Chico And The Man: Sammy brought a couple of recordings with him from MGM to 20th Century, and one of those was released as his first single on the new label in December 1974. Arranged by Don Costa, it was the theme song to the hottest new sitcom on TV, Chico And The Man. Sammy had befriended the show’s young star Freddie Prinze since Prinze’s debut on The Tonight Show on 6th December 1973, an episode on which Sammy was also a guest. “Dynamite, dynamite!” Sammy enthused on air after Prinze’s standup act got an unusually lengthy ovation. When Chico And The Man premiered in September 1974, Sammy arranged a guest spot, appearing as himself in an episode broadcast the next February. Off the back of Sammy’s appearance, the new single didn’t do too badly either, climbing to #24 on the Billboard Adult Contemporary chart in March 1975.
Mary Hartman: Written by Wally Holmes, this piece is not the theme to Norman Lear’s satirical soap opera Mary Hartman, Mary Hartman.
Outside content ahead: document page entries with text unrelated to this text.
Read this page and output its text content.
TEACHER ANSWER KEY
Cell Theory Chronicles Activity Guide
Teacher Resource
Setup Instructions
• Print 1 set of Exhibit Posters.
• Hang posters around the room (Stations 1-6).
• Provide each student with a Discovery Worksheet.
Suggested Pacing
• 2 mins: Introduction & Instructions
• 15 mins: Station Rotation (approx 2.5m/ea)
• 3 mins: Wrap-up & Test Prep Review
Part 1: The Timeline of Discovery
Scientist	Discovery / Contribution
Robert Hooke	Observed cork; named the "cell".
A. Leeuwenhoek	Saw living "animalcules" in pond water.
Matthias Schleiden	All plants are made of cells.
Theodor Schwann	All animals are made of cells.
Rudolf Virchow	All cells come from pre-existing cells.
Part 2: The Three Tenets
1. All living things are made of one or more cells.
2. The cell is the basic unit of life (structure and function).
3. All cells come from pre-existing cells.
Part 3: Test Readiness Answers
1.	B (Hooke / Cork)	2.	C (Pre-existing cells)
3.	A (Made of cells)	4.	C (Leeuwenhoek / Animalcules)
The original theme was by British composer Robert Charles Kingston, titled “Premiere Occasion”, and was selected from a stock music library. Instead, this is a part-soul, part disco celebration of the character Mary Hartman. Sammy loved his soaps, and would go on to appear on Love of Life, One Life To Live and General Hospital.
- This album has never been officially re-issued on CD.
- Some tracks were released onto compilation CDs in the early 2000s, and those are currently available for digital download via these compilations.
- Three recordings are believed to have never made it onto CD, nor are downloadable: “Love Is All Around”, “Mary Hartman” and “I Heard A Song”.